On Tuesday night, both the Greenville County Council and the Anderson County Council passed emergency bans on substances commonly known as "bath salts."
The Greenville County ordinance prohibits the advertisement, possession, use, purchase or distribution of substituted cathinones, synthetic cannabinoids and certain other synthetic drugs.
Anderson County Council members passed the second reading of their ordinance and an emergency ban went into effect immediately.
The state plans to list the three primary substances in bath salts and synthetic marijuana as schedule one - the hardest type of drug - within days, according to Adam Myrick with Department of Health and Environmental Control.

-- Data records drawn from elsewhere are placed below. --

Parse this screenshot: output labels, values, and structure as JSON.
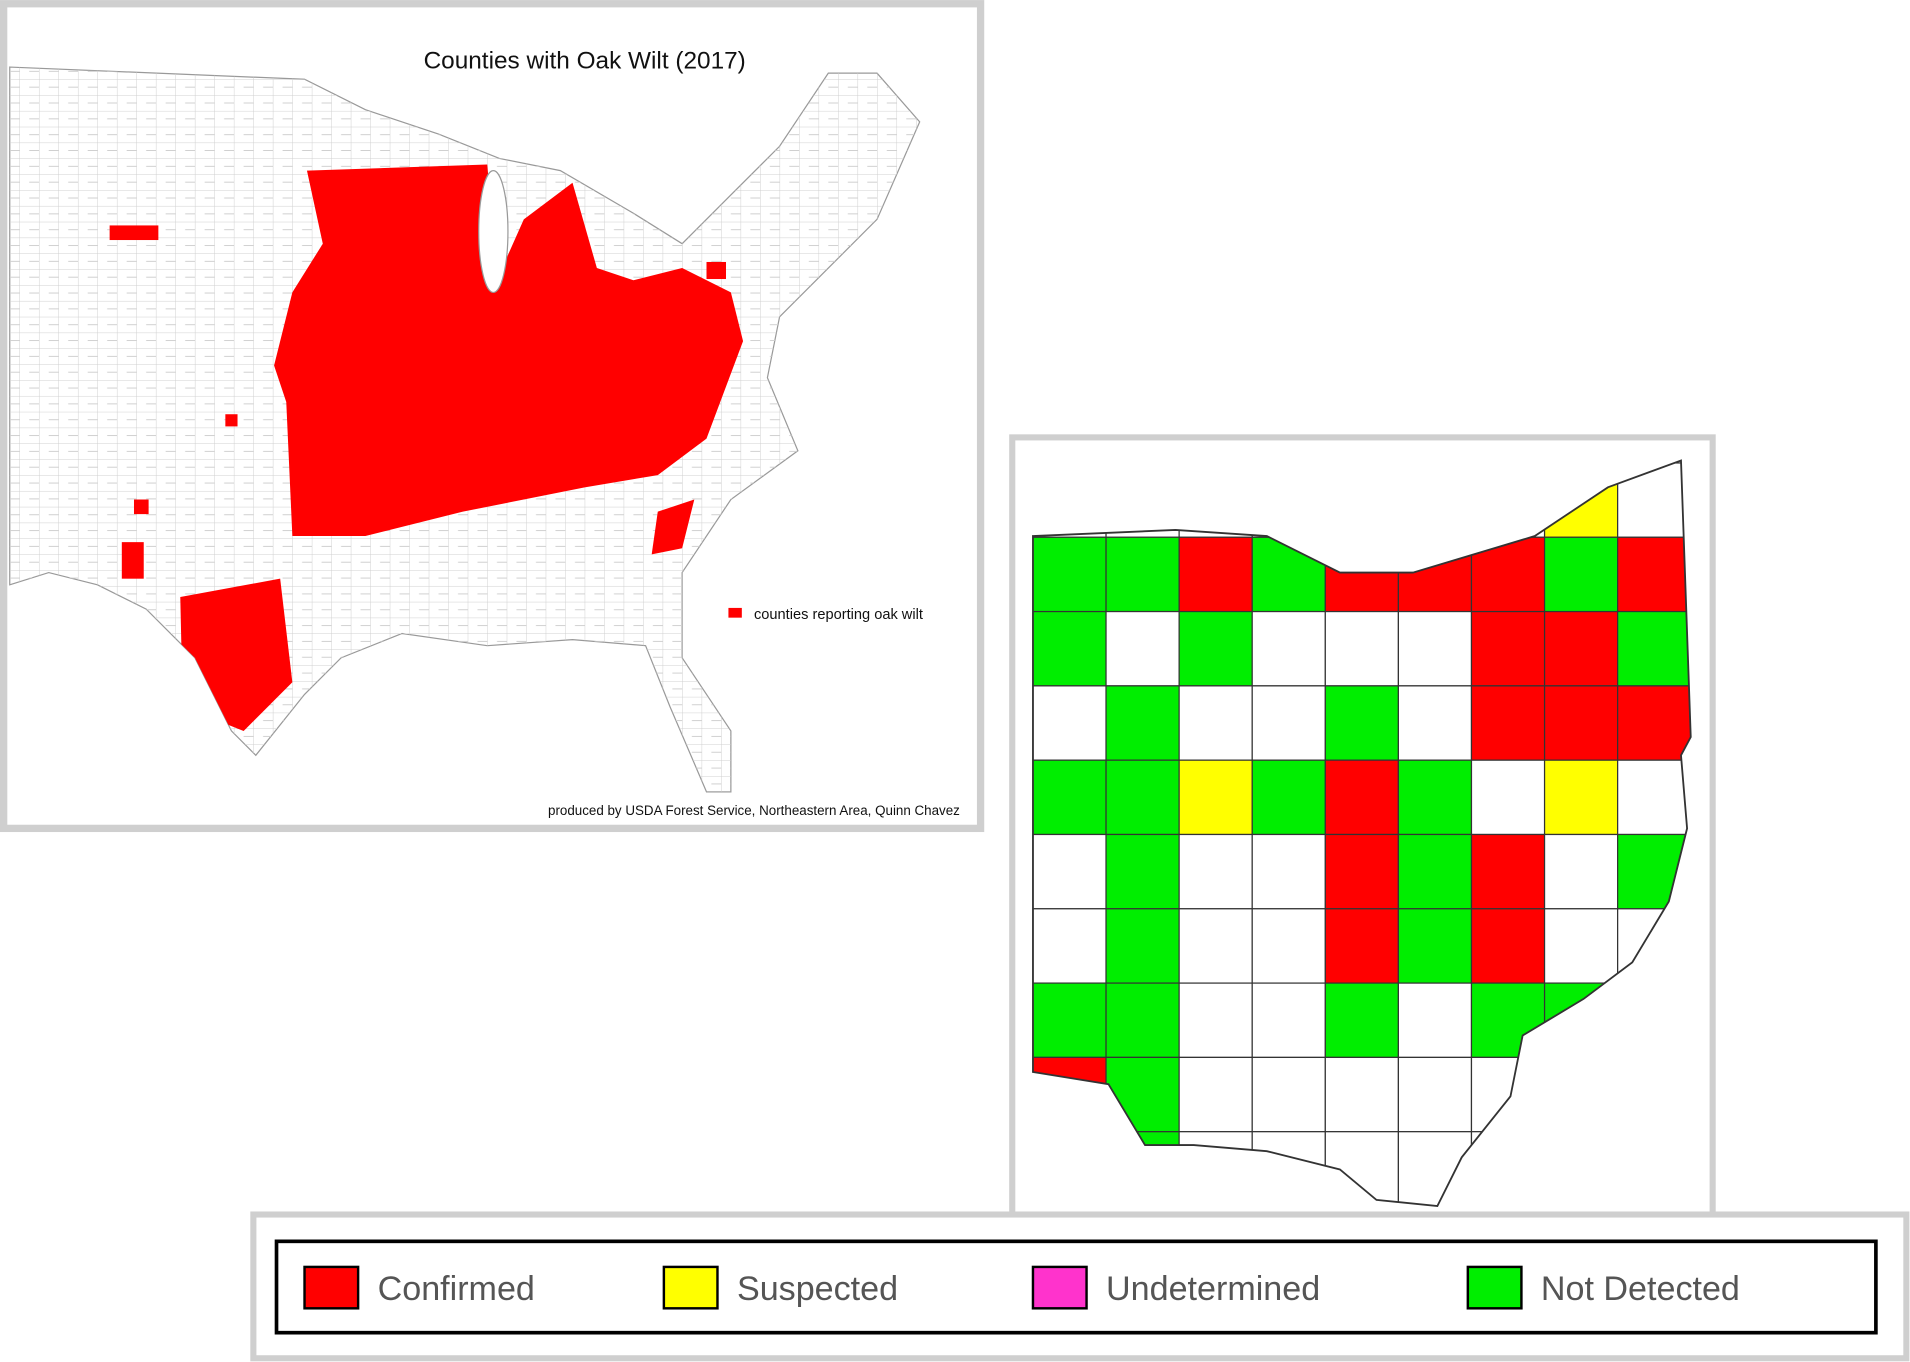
{
  "us_map": {
    "title": "Counties with Oak Wilt (2017)",
    "legend_label": "counties reporting oak wilt",
    "legend_color": "#ff0000",
    "credit": "produced by USDA Forest Service, Northeastern Area, Quinn Chavez"
  },
  "legend": [
    {
      "label": "Confirmed",
      "color": "#ff0000"
    },
    {
      "label": "Suspected",
      "color": "#ffff00"
    },
    {
      "label": "Undetermined",
      "color": "#ff33cc"
    },
    {
      "label": "Not Detected",
      "color": "#00ee00"
    }
  ]
}
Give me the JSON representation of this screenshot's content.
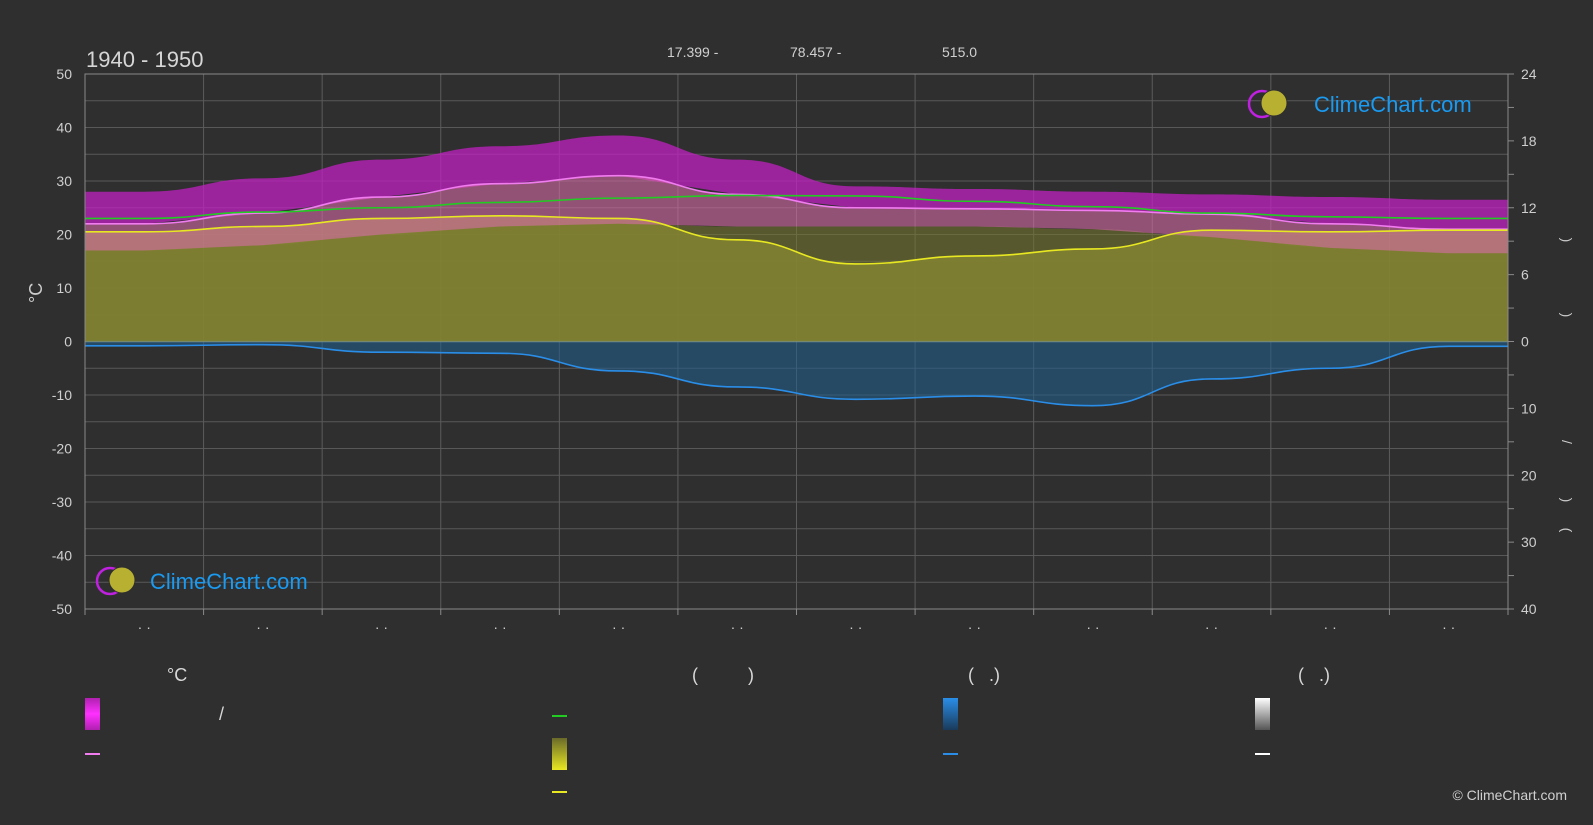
{
  "title": "1940 - 1950",
  "header": {
    "lat": "17.399 -",
    "lon": "78.457 -",
    "elev": "515.0"
  },
  "axes": {
    "left_unit": "°C",
    "left_ticks": [
      "50",
      "40",
      "30",
      "20",
      "10",
      "0",
      "-10",
      "-20",
      "-30",
      "-40",
      "-50"
    ],
    "right_top_ticks": [
      "24",
      "18",
      "12",
      "6",
      "0"
    ],
    "right_bottom_ticks": [
      "10",
      "20",
      "30",
      "40"
    ],
    "right_glyphs": [
      ")",
      ")",
      "/",
      ")",
      "("
    ],
    "x_ticks": [
      "· ·",
      "· ·",
      "· ·",
      "· ·",
      "· ·",
      "· ·",
      "· ·",
      "· ·",
      "· ·",
      "· ·",
      "· ·",
      "· ·"
    ]
  },
  "logo": {
    "text": "ClimeChart.com"
  },
  "copyright": "© ClimeChart.com",
  "legend": {
    "col1_header": "°C",
    "col2_header": "(          )",
    "col3_header": "(   .)",
    "col4_header": "(   .)",
    "slash": "/"
  },
  "colors": {
    "background": "#2f2f2f",
    "grid": "#5a5a5a",
    "magenta": "#e020e0",
    "pink_line": "#f07cf0",
    "green": "#22cc22",
    "yellow": "#e8e822",
    "olive": "#9c9c3a",
    "blue": "#2a8ee8",
    "logo_blue": "#1a9af0"
  },
  "chart_data": {
    "type": "area",
    "title": "1940 - 1950",
    "ylabel": "°C",
    "ylim": [
      -50,
      50
    ],
    "y2lim_top": [
      0,
      24
    ],
    "y2lim_bottom": [
      0,
      40
    ],
    "x": [
      0.5,
      1.5,
      2.5,
      3.5,
      4.5,
      5.5,
      6.5,
      7.5,
      8.5,
      9.5,
      10.5,
      11.5
    ],
    "series": [
      {
        "values": [
          22.0,
          24.0,
          27.0,
          29.5,
          31.0,
          27.5,
          25.0,
          24.8,
          24.5,
          23.8,
          22.0,
          21.0
        ]
      },
      {
        "values": [
          23.0,
          24.2,
          25.0,
          26.0,
          26.8,
          27.3,
          27.2,
          26.2,
          25.2,
          24.0,
          23.3,
          23.0
        ]
      },
      {
        "values": [
          20.5,
          21.5,
          23.0,
          23.5,
          23.0,
          19.0,
          14.5,
          16.0,
          17.3,
          20.8,
          20.5,
          20.8
        ]
      },
      {
        "values": [
          -0.8,
          -0.6,
          -2.0,
          -2.2,
          -5.5,
          -8.5,
          -10.8,
          -10.2,
          -12.0,
          -7.0,
          -5.0,
          -0.9
        ]
      },
      {
        "values": [
          28.0,
          30.5,
          34.0,
          36.5,
          38.5,
          34.0,
          29.0,
          28.5,
          28.0,
          27.5,
          27.0,
          26.5
        ]
      },
      {
        "values": [
          17.0,
          18.0,
          20.0,
          21.5,
          22.0,
          21.5,
          21.5,
          21.5,
          21.0,
          19.5,
          17.5,
          16.5
        ]
      }
    ]
  }
}
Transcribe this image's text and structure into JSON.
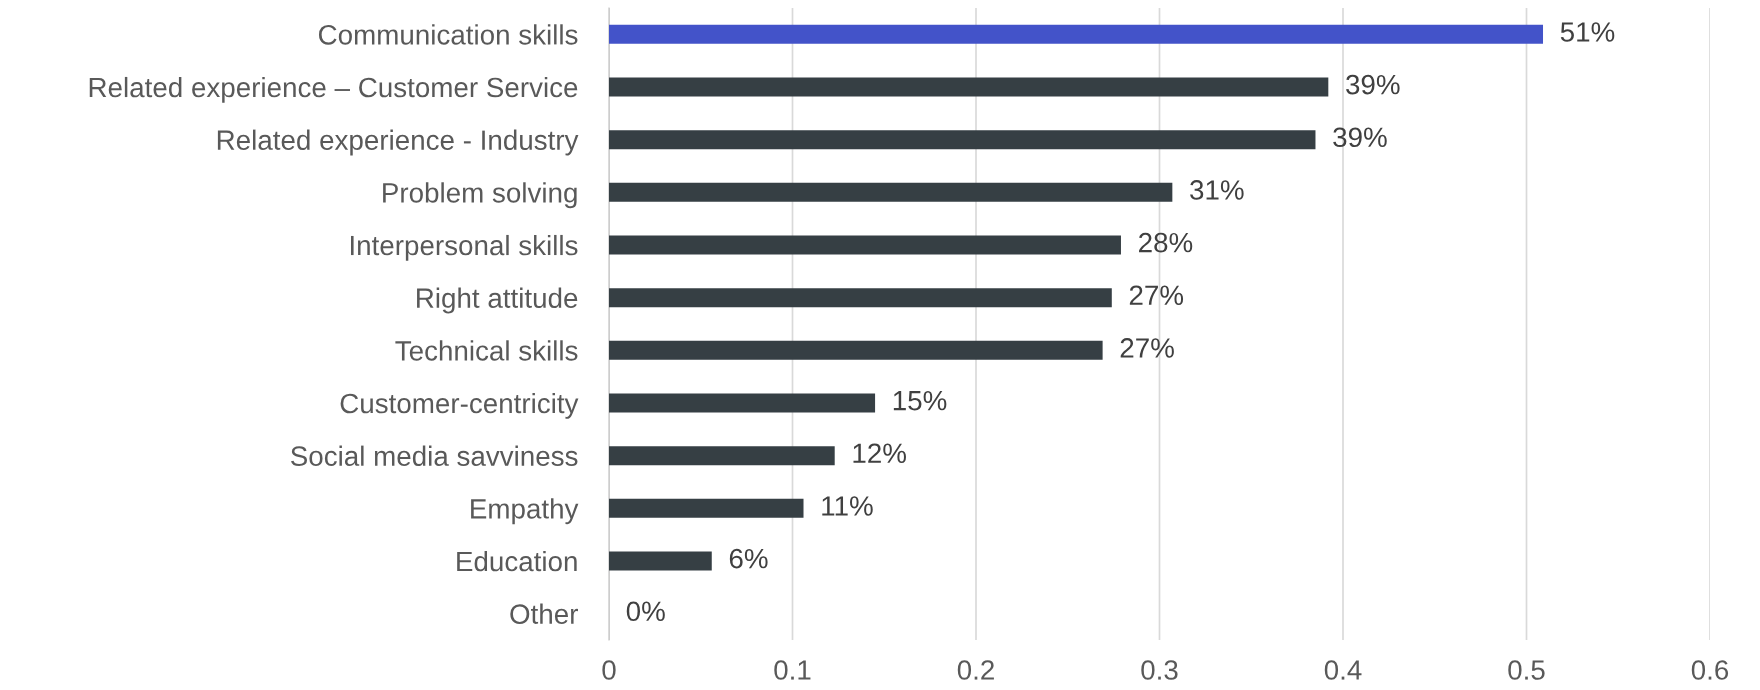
{
  "chart_data": {
    "type": "bar",
    "orientation": "horizontal",
    "categories": [
      "Communication skills",
      "Related experience – Customer Service",
      "Related experience - Industry",
      "Problem solving",
      "Interpersonal skills",
      "Right attitude",
      "Technical skills",
      "Customer-centricity",
      "Social media savviness",
      "Empathy",
      "Education",
      "Other"
    ],
    "values": [
      0.509,
      0.392,
      0.385,
      0.307,
      0.279,
      0.274,
      0.269,
      0.145,
      0.123,
      0.106,
      0.056,
      0
    ],
    "colors": [
      "#4353c9",
      "#363f44",
      "#363f44",
      "#363f44",
      "#363f44",
      "#363f44",
      "#363f44",
      "#363f44",
      "#363f44",
      "#363f44",
      "#363f44",
      "#363f44"
    ],
    "value_labels": [
      "51%",
      "39%",
      "39%",
      "31%",
      "28%",
      "27%",
      "27%",
      "15%",
      "12%",
      "11%",
      "6%",
      "0%"
    ],
    "xlim": [
      0,
      0.6
    ],
    "xticks": [
      0,
      0.1,
      0.2,
      0.3,
      0.4,
      0.5,
      0.6
    ],
    "grid": "x",
    "legend": false
  }
}
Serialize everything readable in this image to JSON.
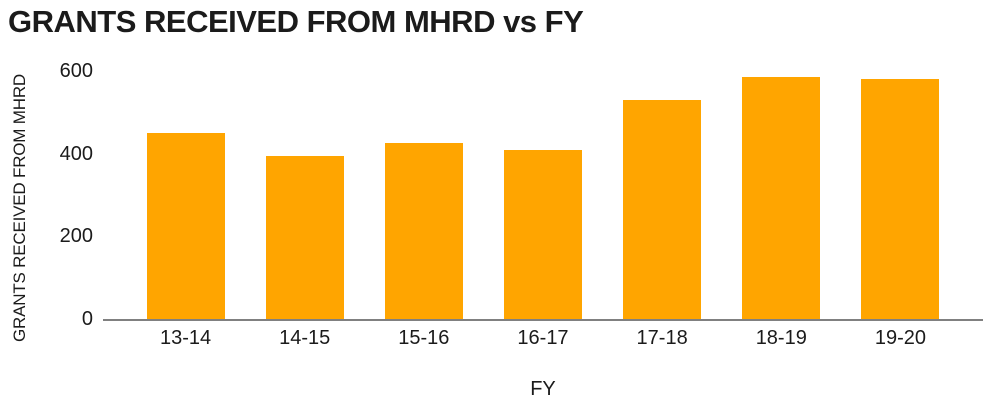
{
  "title": "GRANTS RECEIVED FROM MHRD vs FY",
  "chart_data": {
    "type": "bar",
    "title": "GRANTS RECEIVED FROM MHRD vs FY",
    "categories": [
      "13-14",
      "14-15",
      "15-16",
      "16-17",
      "17-18",
      "18-19",
      "19-20"
    ],
    "values": [
      450,
      395,
      425,
      410,
      530,
      585,
      580
    ],
    "xlabel": "FY",
    "ylabel": "GRANTS RECEIVED FROM MHRD",
    "yticks": [
      0,
      200,
      400,
      600
    ],
    "ylim": [
      0,
      600
    ],
    "bar_color": "#FFA500",
    "axis_line_color": "#808080",
    "text_color": "#1b1b1b",
    "background_color": "#FFFFFF",
    "grid": false,
    "legend_position": "none"
  }
}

"We know that this has been classified by the federal agency, by the DEA, as an imminent threat to public health," said Myrick.
State Representative Ann Thayer was at the Anderson County meeting Tuesday and said that she was working with the sheriff's department to craft legislation that will keep South Carolina laws ahead of any future drug trends.
Anderson County Sheriff John Skipper told FOX Carolina Tuesday night that his office would figure out how to enforce the ordinance and would make sure the drugs were off shelves immediately.
Greenwood County also passed an emergency ban this week. The ban went into effect on Wednesday, giving people a one-day grace period.
The Greenwood County Sheriff said that narcotics teams used that period to visit all shops selling bath salts and provide them with copy of the ordinance.
As of Thursday afternoon, the ban was being actively enforced, but there were no specific numbers available on any seizures or citations issued.
Across the Upstate and Statewide
Spartanburg County is also considering a ban on bath salts.
State health officials are also in the process of working on a ban.
Department of Health and Environmental Control spokesman Adam Myrick said Thursday the agency was working on a ban imposing civil penalties for anyone found making, selling or possessing the drugs known as bath salts and synthetic marijuana. DHEC hasn't determined exactly what those penalties might be.
Myrick said DHEC hopes the ban will stem the drugs' tide until state lawmakers can outlaw them next year.